13 août 2012
Reportage: La région des Grands Lacs, dans l’est de la RDC, est confrontée à un nouveau mouvement rebelle, soutenu par le Rwanda voisin. Plus de 200 000 personnes ont fui les combats.
Par SOPHIE BOUILLON Envoyée spéciale à Goma
Le ciel de Goma grondait depuis plus de vingt-quatre heures, dans l’indifférence. Puis, ce matin, l’orage s’est abattu sur les maisons. A chaque éclair, les fenêtres tremblaient comme sous l’éclat des bombes. Sous des rafales de pluie, les rues se sont vidées et la ville s’est arrêtée de tourner comme si, d’un seul coup, on se souvenait d’une autre menace : l’arrivée des rebelles.
Le mouvement du M23, qui a fait défection de l’armée congolaise (FARDC) en avril, n’est qu’à une vingtaine de kilomètres de la capitale régionale du Nord-Kivu. Mais les rebelles n’avancent plus, le ciel s’est éclairci et la vie a repris son cours. Seuls les villageois qui s’entassent aux abords de la ville portent le message de la guerre.
Ils seraient plus de 220 000, selon l’ONU, à avoir fui les combats depuis le mois d’avril. A Goma, 30 000 «déplacés» ont posé leur balluchon sur un terrain vague au pied du volcan. Ici, ils n’ont rien, sauf peut-être la sécurité.
Le choléra se répand comme un feu de paille : Médecins sans frontières a installé trois tentes au milieu du camp et a dénombré 178 cas en moins de dix jours. Le week-end dernier, du matériel a dû être acheminé d’urgence pour se préparer au pire. «Compte tenu des conditions sanitaires, l’épidémie de choléra peut rapidement exploser», confie un médecin de MSF en poste à Goma.

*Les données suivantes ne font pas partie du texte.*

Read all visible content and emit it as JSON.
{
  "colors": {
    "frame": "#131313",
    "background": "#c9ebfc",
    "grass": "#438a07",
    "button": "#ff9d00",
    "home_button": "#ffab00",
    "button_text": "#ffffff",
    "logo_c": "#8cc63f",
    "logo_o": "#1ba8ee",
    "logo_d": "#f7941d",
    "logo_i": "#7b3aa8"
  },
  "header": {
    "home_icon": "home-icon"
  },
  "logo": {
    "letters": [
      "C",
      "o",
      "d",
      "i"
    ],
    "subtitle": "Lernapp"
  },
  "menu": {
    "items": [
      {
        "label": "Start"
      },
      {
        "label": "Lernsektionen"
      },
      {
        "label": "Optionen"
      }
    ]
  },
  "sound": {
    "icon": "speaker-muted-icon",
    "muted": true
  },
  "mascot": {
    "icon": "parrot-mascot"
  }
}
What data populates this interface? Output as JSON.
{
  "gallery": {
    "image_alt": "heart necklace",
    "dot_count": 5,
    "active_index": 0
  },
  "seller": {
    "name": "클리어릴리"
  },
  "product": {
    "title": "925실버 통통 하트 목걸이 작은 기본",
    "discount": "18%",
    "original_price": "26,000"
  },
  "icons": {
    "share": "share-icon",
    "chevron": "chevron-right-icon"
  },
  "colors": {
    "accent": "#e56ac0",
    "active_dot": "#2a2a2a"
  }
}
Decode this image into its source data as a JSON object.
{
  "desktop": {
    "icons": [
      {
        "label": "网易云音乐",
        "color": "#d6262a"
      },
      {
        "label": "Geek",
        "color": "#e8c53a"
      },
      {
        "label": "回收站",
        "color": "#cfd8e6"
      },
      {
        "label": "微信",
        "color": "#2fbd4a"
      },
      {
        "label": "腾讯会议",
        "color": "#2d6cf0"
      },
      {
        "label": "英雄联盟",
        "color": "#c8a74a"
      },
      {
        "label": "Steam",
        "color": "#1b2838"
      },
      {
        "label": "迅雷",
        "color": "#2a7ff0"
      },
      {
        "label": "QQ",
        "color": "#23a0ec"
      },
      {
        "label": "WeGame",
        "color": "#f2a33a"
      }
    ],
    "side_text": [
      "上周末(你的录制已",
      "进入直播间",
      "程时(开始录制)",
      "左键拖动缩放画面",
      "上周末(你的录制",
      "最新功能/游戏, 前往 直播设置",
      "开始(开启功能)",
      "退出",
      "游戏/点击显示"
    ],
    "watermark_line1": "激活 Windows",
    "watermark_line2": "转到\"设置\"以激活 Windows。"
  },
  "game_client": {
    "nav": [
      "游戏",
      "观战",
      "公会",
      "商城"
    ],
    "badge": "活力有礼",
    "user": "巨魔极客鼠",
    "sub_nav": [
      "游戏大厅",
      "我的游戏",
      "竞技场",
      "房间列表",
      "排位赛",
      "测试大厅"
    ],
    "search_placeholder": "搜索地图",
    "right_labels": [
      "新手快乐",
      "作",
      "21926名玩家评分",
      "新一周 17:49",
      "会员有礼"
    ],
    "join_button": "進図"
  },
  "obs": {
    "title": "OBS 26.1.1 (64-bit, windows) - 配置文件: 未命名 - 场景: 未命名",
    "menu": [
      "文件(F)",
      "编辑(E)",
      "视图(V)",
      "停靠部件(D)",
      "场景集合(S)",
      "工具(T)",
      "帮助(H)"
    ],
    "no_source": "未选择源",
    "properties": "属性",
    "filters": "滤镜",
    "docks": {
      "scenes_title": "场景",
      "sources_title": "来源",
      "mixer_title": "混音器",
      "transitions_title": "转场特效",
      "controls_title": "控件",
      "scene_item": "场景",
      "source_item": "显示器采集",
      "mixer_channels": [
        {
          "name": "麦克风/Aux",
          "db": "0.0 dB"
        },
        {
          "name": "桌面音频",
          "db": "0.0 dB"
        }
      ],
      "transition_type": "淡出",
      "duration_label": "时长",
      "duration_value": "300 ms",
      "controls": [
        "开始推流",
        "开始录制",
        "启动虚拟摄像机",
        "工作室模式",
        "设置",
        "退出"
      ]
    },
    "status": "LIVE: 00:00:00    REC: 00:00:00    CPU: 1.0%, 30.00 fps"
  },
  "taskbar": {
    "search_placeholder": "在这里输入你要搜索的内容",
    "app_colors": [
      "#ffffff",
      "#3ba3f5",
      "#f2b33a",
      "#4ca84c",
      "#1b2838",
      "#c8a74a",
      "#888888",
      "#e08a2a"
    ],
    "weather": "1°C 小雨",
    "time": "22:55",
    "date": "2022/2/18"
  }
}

Guerres. Derrière la petite clinique, Sylvie a étalé un morceau de tissu. A 62 ans, son corps fatigué dort à même le sol et sous la pluie. Elle a connu de nombreuses guerres depuis 1998, mais c’est la première fois qu’elle doit quitter sa maison de la petite ville de Rutshuru. «Il était 4 heures du matin, j’étais à l’église quand nous avons entendu les tirs. J’ai pris peur et j’ai fui, sans réfléchir. Je n’avais rien, que mes habits et ma Bible.»
Bintu aussi est prisonnier de ce camp de réfugiés. Alors qu’il travaillait dans ses champs de canne à sucre avec cinq autres camarades, des soldats les ont obligés à les suivre pour attaquer la ville.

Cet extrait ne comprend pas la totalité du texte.